Former Scout executive John E. Richmond reported the incident in a July 26, 1972 letter to Paul Ernst, the then-BSA supervisor of registration and membership. Richmond said he and Wayne Julian, former Scout executive of the National Trial Council who was on vacation in Wheeling at the time, went to the camp that night and confronted the man. Richmond said the accused "was waiting on the porch of the lodge ... and was quite belligerent; however, after the facts were presented to him, he cried.

"I gave him two alternatives: to resign immediately as a member of the Boy Scouts of America and to seek psychiatric assistance or to report him to local police authorities. He agreed to the first proposal," Richmond wrote.

The accused, in his resignation letter, stated the following: "It took me about one month after signing on as Scoutmaster of Troop 82 to realize I'd made a big mistake," he wrote. There were "just too many boys for me to handle, even with the two good assistants.
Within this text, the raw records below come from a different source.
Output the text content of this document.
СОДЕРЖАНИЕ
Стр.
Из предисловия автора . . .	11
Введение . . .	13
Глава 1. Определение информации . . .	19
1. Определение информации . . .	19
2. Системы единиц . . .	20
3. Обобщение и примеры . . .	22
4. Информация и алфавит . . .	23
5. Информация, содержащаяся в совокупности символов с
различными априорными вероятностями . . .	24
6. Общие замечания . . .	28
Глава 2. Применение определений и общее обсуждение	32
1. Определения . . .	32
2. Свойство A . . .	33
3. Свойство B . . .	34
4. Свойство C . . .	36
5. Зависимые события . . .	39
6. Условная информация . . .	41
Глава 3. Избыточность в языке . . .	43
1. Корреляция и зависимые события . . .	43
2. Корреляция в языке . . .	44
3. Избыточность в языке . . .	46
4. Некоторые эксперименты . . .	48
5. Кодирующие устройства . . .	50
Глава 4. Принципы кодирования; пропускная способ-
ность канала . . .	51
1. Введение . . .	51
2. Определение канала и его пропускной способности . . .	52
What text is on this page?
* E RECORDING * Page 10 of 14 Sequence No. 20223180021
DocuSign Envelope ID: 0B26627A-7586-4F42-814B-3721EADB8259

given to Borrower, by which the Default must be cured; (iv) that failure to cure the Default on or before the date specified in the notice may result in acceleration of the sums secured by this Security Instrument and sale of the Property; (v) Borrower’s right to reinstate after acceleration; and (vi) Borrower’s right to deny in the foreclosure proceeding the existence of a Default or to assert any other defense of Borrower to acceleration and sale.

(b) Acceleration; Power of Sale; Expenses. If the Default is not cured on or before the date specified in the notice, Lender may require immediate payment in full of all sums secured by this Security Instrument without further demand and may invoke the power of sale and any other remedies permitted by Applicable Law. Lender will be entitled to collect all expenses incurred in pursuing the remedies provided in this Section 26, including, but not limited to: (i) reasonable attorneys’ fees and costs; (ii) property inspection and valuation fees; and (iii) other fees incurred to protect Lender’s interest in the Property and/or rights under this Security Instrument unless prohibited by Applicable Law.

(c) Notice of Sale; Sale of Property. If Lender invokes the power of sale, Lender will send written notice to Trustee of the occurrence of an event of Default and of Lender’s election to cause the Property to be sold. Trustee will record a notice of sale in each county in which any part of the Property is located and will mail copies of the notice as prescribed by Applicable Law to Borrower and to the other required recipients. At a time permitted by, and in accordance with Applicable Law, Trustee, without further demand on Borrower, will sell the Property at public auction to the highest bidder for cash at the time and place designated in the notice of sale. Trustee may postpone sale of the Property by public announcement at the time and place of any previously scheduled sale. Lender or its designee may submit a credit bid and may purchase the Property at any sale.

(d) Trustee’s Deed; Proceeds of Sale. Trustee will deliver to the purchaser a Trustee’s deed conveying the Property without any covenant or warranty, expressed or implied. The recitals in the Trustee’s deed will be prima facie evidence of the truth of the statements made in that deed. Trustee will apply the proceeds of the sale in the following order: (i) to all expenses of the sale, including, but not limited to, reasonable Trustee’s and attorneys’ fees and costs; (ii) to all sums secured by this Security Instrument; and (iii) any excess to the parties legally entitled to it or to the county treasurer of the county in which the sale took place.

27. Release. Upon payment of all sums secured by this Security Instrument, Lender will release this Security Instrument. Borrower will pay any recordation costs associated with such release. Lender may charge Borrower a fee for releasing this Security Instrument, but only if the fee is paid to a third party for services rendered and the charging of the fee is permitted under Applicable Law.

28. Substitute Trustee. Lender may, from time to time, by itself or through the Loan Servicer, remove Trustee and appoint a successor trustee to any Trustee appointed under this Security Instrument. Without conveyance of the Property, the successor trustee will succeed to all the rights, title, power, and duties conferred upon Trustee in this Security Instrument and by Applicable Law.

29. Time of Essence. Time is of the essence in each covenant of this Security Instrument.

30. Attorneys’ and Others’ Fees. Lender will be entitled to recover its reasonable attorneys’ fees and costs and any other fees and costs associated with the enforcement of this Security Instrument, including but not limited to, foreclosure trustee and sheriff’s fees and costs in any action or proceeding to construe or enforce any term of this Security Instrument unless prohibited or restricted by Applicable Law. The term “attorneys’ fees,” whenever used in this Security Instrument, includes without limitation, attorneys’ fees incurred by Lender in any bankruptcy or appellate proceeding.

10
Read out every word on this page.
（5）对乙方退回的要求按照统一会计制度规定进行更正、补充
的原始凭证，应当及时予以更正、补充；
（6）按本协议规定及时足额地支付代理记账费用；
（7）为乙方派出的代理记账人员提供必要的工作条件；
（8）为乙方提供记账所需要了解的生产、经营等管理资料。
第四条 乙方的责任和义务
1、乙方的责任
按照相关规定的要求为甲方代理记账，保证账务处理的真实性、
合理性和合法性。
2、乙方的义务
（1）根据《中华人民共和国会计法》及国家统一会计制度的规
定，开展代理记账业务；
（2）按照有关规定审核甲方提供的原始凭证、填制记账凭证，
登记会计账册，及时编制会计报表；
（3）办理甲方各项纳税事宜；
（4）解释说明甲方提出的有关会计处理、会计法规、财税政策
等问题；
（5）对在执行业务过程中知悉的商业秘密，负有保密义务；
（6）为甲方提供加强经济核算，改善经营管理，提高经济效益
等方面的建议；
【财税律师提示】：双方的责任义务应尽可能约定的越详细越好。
And the situation has been compounded by other factors."

Wheeling Attorney William Wilmoth, who is a member of the Boy Scouts of America's 17-state Central Region Leadership Standards Committee, said the organization will survive the perversion files scandal.

"The committee hears appeals from adults and scouts who have been thrown out of scouting or who have had their membership or renewal applications denied for such things as criminal convictions, sexual misconduct or other reasons," he said.

He said the Boy Scouts is doing a better job of policing membership than it has in the past.

"The information that has been recently disclosed is from very old files," he said. "... They should have been disclosed long ago. Scouting is a strong organization. It will survive. Like every organization that works with youth, there have been many changes in the way scouting operates."

Calls to local scout executives and others associated with the Boy Scouts were not returned last week.